You have access to SSH keys through PAM Core ➔ Credentials ➔ SSH keys ➔ SSH keys menu.

To add new keys, use the quick action or the New key report action.

The key registration form is similar to the credential registration form. The password policy presented is for issuing the key password.

info

The interface does not provide a means of creating the key but allows the key to be configured to be recreated with or without a random password.

Information

  • Username: Use the username associated with the SSH keys;

  • Device: Must select the Device that holds the keys.

  • Key name: field is just a name that will track details, visualizations, and other appearances within the platform. Making it easier to identify the key.

  • Key path: field is the physical path of the private key file on the device that hosts it. It will be used for renewal.

  • Status: Enable or disable the use of this ssh key.

  • Tags: Used to facilitate filter searches and segregate the service account into access groups.

caution

Be sure that the path must contain the full path including the key file name. Ex.: /home/user/.ssh/id_rsa

Key Data

SSH Key registration form

In the Key data tab you will enter the key composition data. If the key has a password for manipulation, checkbox Set current password and enter its value in the Password field.
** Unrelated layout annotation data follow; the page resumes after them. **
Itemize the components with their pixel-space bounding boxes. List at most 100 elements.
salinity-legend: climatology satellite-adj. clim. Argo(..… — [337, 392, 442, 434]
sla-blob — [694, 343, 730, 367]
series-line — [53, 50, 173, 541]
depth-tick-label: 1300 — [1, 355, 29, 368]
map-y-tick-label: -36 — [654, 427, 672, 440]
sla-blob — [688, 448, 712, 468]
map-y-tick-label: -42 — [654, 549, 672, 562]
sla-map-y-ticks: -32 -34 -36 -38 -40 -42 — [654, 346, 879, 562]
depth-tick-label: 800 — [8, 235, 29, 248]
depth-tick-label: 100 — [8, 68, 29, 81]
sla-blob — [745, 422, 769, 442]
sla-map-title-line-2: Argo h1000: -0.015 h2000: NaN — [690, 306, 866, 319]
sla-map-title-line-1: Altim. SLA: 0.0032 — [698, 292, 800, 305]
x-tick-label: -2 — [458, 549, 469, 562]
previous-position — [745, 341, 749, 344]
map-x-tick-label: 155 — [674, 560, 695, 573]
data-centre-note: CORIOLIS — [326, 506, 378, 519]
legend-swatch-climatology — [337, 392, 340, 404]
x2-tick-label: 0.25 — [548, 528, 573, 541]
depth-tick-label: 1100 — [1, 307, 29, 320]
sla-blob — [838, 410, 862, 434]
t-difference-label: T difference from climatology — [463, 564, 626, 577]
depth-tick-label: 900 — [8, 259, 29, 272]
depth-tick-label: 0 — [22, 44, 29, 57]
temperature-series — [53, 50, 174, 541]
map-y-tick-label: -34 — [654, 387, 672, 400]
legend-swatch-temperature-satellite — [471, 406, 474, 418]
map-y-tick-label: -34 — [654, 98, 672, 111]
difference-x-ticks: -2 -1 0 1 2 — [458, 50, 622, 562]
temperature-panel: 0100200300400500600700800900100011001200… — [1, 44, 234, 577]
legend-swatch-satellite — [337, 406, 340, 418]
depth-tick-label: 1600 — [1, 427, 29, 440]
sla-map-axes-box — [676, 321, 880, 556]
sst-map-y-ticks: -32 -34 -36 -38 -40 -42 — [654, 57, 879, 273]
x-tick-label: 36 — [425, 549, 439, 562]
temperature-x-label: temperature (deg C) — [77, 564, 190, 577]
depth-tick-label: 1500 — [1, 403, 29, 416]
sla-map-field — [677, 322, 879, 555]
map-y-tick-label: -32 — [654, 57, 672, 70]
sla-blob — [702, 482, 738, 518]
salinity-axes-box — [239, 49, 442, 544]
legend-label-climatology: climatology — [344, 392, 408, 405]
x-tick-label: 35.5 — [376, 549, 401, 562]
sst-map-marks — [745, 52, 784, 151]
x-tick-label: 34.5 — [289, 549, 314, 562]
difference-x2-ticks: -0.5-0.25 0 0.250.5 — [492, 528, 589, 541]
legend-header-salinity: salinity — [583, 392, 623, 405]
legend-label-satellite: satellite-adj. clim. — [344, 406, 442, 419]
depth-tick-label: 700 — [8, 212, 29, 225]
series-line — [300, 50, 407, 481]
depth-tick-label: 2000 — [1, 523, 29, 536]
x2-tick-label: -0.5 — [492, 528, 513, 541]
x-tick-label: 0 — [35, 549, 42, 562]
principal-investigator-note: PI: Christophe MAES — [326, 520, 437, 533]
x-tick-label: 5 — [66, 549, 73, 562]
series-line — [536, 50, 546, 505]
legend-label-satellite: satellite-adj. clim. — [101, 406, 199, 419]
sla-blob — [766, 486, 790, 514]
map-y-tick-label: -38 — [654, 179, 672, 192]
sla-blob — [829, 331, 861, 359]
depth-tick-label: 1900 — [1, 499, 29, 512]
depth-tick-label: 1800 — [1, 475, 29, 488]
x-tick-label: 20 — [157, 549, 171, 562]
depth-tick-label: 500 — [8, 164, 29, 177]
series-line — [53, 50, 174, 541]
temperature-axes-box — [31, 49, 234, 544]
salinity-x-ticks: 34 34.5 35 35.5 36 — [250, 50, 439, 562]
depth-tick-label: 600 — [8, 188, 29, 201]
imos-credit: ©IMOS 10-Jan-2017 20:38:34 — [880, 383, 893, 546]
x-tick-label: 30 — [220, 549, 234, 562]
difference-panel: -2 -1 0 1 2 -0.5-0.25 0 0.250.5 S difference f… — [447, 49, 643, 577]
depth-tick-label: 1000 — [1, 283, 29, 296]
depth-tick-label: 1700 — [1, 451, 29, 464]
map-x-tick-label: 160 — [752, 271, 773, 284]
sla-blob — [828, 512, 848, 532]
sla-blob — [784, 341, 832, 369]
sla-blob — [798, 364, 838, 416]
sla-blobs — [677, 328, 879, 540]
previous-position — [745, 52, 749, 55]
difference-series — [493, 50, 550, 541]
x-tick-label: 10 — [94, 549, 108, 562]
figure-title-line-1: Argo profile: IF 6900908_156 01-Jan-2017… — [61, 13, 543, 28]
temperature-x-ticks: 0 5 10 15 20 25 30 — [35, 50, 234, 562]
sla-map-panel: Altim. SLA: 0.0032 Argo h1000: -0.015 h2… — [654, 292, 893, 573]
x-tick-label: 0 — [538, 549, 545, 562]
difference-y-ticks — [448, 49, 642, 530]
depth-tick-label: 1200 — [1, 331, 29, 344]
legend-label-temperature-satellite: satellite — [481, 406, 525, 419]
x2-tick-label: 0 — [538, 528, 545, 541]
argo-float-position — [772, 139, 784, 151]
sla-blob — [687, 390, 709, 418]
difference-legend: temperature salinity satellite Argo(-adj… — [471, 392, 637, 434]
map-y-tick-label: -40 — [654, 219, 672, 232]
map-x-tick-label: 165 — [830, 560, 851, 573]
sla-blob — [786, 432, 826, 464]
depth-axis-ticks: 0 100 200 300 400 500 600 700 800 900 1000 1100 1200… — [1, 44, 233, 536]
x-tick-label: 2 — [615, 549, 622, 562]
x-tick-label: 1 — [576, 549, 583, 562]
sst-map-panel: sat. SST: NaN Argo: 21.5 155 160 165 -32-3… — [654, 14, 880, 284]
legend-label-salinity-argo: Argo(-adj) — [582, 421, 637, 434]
If you want that senhasegura to recycle the key indicating a new password, check No in the Renew the key without setting a password field. Otherwise, the key will be recreated with a new random password.

Session Settings

In the Session settings tab, you can configure which macro/RemoteApp is related to this key. And also block the key usage only for RemoteApp sessions. Check the Use own credential to connect to use this same key to authenticate into target device. If you need to authenticate using another key or credential, keep this box unchecked and select another credential at Authentication credential and Authentication device field.

SSH Keys Additional settings

  • User credential owner: The owner user will be the only one who can withdraw the certificate, see it password and use it in proxy sessions.

  • SSH Key renewal configuration Enable senhasegura to rotate the keys.

Devices

In the Devices tab, you can configure devices that allow the use of the key to start a proxy session. These same devices will receive the new public key at the time of automated renewal.